Güncelleme Tarihi:
Paleolitik dönem
Keşfedilmiş en eski sanat eserlerinden biri de idealize edilmiş bir kadın heykeli olan Willendorf Venüs’üdür. M.Ö. 24.000-22.000 yılları arasına tarihlenen bu doğurganlık figüründe kadının vücut kıvrımları oldukça dolgundur. Büyük göğüsler, byük kalçalar ve geniş bir mideye sahip olmak sağlık ve doğurganlık, dolayısıyla kadınlık göstergesidir. Çünkü o dönemde ihtiyacınız olan güçlü ve kuvvetli bir kadın olmaktı.
Antik Yunan
Antik Yunan’da kadın şeytani bir varlık olarak nitelendirilmeye başlandı. Bununla birlikte antic dönem heykeltraşları kadınları dolgun göğüslü, kalçalı ve düz olmayan bir mideyle tasvir etmeye başladılar. Daha sonra ortaya atılan Pythagorean teoremiyle altın oran dediğimiz simetrik güzellik ortaya çıktı ve simetrik yüzler güzelliğin bir ölçütü olarak hayatımıza girdi. Hala da simetrik yüz güzellik için bir ölçüt olarak kullanılmaktadır.
Erken Rönesans dönemi
Rönesans sanatçıları Ortaçağ’ın alçakgönüllü ve katı dini değerlerinden uzaklaşmak istedi. 1300-1500 yılları arasında, doğurganlık ve duygusallığın bir karışımını simgeleyen çıplak göğüsler resmetmeye başladılar.

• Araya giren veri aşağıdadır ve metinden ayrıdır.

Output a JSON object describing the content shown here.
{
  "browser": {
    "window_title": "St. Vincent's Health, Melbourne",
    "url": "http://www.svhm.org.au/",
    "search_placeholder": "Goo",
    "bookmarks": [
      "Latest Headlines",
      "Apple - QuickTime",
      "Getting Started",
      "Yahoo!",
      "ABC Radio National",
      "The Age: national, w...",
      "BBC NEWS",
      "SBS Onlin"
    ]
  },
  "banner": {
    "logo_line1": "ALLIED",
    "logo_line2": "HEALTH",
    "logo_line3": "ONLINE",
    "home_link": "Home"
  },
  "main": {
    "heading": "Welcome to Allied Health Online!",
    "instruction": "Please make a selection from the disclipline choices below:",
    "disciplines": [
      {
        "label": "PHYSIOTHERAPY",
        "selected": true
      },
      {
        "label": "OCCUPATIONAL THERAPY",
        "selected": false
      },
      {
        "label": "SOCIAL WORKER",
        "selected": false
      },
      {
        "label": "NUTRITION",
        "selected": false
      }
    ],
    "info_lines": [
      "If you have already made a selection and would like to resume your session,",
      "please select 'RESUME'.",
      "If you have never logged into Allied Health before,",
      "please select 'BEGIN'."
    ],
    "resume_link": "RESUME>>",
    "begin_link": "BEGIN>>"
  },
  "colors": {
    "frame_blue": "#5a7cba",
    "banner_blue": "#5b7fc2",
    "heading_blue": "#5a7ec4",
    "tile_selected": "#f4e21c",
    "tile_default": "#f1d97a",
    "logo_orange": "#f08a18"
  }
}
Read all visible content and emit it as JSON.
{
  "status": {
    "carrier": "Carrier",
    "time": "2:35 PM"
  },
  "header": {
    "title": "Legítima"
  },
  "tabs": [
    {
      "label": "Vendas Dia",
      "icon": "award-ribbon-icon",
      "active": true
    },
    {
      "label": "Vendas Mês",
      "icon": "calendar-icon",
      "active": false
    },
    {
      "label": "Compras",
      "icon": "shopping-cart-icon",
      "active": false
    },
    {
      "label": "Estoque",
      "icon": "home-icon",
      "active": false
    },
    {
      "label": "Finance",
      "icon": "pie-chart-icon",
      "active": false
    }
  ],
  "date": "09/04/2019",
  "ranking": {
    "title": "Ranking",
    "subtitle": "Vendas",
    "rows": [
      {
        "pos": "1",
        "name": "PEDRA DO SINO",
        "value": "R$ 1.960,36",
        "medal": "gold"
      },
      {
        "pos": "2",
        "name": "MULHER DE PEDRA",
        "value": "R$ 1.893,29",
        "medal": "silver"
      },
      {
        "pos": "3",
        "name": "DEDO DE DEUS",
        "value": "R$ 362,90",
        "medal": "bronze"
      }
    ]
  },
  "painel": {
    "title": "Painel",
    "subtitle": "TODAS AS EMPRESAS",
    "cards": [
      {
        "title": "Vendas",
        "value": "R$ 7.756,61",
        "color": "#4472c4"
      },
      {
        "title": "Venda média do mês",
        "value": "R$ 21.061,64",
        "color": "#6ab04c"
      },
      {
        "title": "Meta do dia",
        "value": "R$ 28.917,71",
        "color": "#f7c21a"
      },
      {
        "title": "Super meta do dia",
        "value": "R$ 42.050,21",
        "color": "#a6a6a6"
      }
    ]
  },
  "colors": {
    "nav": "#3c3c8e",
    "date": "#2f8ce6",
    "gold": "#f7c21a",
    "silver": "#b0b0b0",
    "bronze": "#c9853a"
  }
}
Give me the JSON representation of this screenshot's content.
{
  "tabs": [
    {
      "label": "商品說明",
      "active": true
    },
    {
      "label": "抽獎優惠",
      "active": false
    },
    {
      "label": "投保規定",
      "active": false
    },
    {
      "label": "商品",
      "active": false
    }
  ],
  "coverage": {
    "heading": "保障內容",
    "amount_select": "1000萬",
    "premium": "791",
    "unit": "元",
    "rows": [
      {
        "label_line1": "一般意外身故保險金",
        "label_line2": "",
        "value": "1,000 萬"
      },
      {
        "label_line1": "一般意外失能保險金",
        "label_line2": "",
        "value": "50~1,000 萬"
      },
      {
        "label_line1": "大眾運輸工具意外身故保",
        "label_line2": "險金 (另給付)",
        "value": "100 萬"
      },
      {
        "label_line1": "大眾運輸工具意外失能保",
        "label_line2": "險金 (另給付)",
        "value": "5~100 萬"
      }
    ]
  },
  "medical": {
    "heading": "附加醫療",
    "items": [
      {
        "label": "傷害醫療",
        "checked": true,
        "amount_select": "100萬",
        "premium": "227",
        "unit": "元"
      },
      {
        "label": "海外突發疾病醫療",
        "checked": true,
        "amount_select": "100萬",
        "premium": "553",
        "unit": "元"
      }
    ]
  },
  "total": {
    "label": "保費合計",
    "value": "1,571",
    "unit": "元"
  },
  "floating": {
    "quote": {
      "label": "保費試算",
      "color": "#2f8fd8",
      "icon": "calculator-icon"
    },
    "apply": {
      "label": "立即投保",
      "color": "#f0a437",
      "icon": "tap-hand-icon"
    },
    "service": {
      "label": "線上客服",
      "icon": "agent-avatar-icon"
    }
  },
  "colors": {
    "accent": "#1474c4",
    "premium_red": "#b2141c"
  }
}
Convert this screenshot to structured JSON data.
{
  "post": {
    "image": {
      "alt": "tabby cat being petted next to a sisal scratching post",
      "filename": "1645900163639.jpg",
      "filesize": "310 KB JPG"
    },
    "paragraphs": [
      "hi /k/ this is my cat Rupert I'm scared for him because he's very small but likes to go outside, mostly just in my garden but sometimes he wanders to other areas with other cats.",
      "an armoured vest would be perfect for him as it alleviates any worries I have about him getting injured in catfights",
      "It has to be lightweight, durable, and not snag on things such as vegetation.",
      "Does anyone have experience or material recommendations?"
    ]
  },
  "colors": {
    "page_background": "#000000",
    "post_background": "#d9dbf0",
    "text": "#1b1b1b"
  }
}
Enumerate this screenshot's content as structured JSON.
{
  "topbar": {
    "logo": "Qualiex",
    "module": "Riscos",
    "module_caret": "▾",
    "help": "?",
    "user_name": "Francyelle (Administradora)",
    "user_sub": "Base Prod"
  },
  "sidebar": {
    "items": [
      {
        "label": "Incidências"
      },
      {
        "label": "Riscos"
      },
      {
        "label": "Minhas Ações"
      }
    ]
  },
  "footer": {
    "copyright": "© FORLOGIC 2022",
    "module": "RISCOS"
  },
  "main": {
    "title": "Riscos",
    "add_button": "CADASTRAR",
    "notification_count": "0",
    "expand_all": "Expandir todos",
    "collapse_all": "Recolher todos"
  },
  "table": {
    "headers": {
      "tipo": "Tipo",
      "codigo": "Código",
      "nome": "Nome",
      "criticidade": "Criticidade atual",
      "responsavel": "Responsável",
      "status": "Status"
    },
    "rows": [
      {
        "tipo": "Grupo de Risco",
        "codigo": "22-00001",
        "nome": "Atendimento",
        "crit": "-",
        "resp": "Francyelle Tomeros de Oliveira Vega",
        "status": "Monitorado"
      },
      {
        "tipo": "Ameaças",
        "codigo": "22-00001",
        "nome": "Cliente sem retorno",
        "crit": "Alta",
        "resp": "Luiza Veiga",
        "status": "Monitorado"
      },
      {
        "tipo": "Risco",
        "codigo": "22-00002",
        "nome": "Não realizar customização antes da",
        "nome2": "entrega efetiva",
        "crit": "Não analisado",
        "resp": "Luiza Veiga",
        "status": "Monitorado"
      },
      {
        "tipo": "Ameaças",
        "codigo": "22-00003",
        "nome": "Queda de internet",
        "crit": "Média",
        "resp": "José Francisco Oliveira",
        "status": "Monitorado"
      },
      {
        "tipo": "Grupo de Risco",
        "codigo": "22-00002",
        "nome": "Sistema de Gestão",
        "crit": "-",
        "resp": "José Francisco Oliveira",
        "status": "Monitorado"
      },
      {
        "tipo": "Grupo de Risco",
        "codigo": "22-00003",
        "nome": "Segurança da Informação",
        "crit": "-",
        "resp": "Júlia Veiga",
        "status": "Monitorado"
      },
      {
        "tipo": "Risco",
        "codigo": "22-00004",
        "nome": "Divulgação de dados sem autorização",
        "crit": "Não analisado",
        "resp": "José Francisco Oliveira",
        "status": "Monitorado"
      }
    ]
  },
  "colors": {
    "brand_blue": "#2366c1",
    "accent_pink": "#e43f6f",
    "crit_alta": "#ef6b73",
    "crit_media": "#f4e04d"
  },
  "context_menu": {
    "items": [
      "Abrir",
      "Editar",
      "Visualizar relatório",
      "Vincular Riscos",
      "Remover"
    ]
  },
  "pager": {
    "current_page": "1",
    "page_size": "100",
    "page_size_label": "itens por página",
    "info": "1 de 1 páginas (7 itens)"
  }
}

Raphael gibi sanatçıların idealize edilmiş kadınları genellikle kıvrımlı, solgun ama hafif yanaklı yuvarlak yüzlere sahip kadınlardı. Raphael daha sonra resimlerinin çoğunun gerçek modellere dayanmadığını, sadece güzel bir kadının nasıl görüneceğine dair hayallerini resmettiğini itiraf etti. Bu birçok ressam için de geçerliydi. Rönesans kadınları sadece doğurganlık nesneleri olmaktan çıkardı ve şehvet ve güzellik nesnelerine yönlendirmeye başladı.
Elizabeth dönemi
Kraliçe Elizabeth dönemiyle birlikte kadınların hayatına makyaj girdi. Bembeyaz bir yüz ve kırmızı rujuyla güzelliği yeni kıstaslarını da belirlemiş oldu. Aslında bu makyaj sayesinde hem çiçek izlerinden kurtulmuş hem de kendi sınıfının güzellik anlayışını belirleyip kendini diğer insanlardan ayırmıştı. Sonrasında üst zümre bembeyaz tenleri ve kırmızı dudaklarıyla sınıf ayrımını ve güzellik standartlarını devam ettirdi.